What are we to believe is godly and right about any of this? Is this how God works? Is it not clear why so many people find out about these things and begin to seriously doubt?

Thursday, June 5, 2014

Mary Elizabeth Rollins Lightner (Smith) Young - wife #9


Mary Rollins (April 9, 1818 - December 17, 1913) first met Joseph Smith in Kirtland in 1831 when she was a 12-year-old girl. He made quite an impression on her. She claimed year later that, in addition to receiving a blessing from Joseph on that first encounter, the prophet took her aside and told her that God had commanded him to take her as his first plural wife.

I can't say I believe Mary, though. Joseph testing the plural marriage waters in 1831? That seems a little premature. If we are to believe her, all I can say is HOLY SHIT! A 12-YEAR-OLD? God must have a seriously sick sense of humor.

Mary also claimed that in 1834 in Missouri Joseph was commanded to take her as a plural wife but he chickened out. She would have just turned sixteen.

The next year Mary married the non-Mormon Adam Lightner. By 1840 they were living in Nauvoo with two children: Miles Henry and Caroline (it seems). A third child, George Algernon, would soon follow.

Joseph approached Mary about plural marriage again in early 1842, this time with the whole "an angel's gonna kill me if we don't!" bit (that's right, I don't buy the angel story). This time he added more shit about how "all the Devils in hell" could never get the angel off his back and how God promised he'd be saved thanks to the practice of plural marriage and God can't lie so obviously Joseph will practice plural marriage (which he already was in fact practicing).

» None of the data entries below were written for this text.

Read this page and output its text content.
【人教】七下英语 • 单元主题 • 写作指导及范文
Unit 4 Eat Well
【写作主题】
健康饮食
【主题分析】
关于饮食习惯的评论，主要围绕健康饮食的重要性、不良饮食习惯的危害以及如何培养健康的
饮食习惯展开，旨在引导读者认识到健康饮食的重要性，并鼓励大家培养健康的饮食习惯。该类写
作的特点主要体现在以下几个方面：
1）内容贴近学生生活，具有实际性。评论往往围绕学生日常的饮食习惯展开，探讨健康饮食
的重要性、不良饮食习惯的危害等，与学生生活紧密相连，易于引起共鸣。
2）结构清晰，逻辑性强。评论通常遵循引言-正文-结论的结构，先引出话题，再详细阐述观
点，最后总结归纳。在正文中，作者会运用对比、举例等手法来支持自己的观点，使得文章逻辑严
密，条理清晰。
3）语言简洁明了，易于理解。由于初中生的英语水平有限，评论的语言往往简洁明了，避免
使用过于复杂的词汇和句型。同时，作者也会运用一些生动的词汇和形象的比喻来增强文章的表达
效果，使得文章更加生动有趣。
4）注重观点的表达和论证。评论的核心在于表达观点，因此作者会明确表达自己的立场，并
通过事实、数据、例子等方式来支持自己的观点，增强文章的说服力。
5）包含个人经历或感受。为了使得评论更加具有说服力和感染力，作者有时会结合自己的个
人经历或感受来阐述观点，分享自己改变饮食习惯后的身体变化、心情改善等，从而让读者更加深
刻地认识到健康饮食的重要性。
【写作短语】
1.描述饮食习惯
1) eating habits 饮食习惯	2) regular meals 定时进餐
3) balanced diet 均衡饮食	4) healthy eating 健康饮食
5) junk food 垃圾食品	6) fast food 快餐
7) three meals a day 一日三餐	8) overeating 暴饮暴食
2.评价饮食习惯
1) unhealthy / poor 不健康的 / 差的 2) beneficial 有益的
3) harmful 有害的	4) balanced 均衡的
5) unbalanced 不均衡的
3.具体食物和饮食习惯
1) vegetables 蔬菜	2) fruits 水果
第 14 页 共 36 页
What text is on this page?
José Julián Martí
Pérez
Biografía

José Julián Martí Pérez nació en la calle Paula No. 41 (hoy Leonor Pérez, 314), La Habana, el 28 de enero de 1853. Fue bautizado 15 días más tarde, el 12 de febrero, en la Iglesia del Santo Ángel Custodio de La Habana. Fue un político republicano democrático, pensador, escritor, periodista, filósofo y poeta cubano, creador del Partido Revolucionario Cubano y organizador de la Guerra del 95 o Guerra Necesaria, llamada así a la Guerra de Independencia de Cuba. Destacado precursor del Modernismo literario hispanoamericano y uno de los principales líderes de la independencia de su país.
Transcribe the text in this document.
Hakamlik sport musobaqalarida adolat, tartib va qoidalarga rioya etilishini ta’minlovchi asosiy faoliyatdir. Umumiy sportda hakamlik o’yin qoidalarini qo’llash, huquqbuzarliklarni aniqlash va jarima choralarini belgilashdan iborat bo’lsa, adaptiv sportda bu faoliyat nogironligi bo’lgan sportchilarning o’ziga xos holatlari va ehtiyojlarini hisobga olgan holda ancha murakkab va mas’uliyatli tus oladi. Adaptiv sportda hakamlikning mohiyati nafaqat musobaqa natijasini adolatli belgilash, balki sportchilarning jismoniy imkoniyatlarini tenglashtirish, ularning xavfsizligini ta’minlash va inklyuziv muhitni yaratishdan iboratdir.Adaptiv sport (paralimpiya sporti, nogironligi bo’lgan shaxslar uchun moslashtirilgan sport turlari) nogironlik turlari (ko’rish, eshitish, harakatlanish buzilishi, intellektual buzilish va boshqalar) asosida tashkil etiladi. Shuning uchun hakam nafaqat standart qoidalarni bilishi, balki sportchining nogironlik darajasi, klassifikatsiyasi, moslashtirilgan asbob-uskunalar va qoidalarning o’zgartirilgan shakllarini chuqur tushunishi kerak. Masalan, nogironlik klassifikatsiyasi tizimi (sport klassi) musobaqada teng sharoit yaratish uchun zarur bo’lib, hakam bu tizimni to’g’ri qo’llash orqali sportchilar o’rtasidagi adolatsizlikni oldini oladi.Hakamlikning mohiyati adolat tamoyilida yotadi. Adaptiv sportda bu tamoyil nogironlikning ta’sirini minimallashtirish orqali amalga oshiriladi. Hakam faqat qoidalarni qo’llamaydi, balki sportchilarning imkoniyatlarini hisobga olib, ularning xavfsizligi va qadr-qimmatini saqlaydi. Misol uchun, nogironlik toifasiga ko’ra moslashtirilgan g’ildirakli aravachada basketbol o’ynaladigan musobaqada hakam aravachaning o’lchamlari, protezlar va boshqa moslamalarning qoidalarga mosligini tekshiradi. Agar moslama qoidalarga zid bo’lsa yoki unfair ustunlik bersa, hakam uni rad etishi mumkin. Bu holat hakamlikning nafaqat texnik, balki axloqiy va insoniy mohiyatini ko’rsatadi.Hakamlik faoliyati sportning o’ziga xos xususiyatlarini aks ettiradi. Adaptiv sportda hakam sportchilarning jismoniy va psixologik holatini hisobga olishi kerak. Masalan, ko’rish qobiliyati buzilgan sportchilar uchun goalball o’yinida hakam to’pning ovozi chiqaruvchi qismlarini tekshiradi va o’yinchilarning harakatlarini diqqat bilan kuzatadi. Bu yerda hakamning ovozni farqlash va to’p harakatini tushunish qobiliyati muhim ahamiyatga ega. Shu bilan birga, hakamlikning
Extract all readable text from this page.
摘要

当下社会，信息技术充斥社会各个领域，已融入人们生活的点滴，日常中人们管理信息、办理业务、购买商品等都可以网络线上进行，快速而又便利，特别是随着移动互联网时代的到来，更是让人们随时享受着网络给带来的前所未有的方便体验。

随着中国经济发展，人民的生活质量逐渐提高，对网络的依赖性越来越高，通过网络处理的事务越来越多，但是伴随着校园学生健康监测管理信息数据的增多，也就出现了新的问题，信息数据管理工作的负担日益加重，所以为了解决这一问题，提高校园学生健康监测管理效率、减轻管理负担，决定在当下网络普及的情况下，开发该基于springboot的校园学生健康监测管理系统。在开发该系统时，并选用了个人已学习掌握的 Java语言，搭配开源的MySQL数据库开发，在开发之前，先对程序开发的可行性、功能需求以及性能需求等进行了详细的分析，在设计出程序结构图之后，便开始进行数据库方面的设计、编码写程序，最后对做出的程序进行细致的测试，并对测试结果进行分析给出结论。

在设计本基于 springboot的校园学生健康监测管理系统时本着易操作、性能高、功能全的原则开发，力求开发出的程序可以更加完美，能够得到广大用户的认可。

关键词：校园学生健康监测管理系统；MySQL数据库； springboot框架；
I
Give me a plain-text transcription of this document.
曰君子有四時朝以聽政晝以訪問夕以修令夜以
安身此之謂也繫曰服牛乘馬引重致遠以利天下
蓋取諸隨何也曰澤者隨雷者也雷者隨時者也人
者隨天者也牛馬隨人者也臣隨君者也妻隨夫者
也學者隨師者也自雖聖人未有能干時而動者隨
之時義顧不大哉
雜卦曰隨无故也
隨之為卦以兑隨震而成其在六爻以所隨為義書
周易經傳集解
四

Mary said no amazingly enough. She even had the guts to ask if Emma knew about her, to which Joseph dodged with an "Emma thinks the world of you." She still wanted to pray about it real hard first, which she did and got the spiritual confirmation she wanted. It was a beautiful wedding. Very secretive and mysterious. Brigham performed it while Adam was out of town. She, like Joseph's other plural wives, stayed with her husband as Joseph instructed and kept a tight lip about their union. When Adam needed to move his family fifteen miles away for work, Joseph bawled his terrible tears and gnashed his terrible teeth and made sure to prophesy hard times for the Lightners. Their new home was struck by lightening and Mary became deathly ill.

Joseph was killed in June, 1844. Mary was endowed and sealed to Brigham in 1845. She never had a child with either of them. Her long life ended in Utah.

There are a lot of issues with this marriage - the proposal to a preteen, the angel threats, the devil talk, the challenge to challenge God's promise - but if we want to believe all of that we still have to go by the book, don't we? In that case, the thing is that Brigham had no right marrying Mary because she was already sealed to Joseph, who had no right marrying her either because she was not a virgin and consequently "belonged" to Adam, who fathered various children with her. Mary had no rights because she was a woman and considered property of her legal husband.

P.S. There is a possibility that Mary's third child, George Algernon, born in Nauvoo, was Joseph's.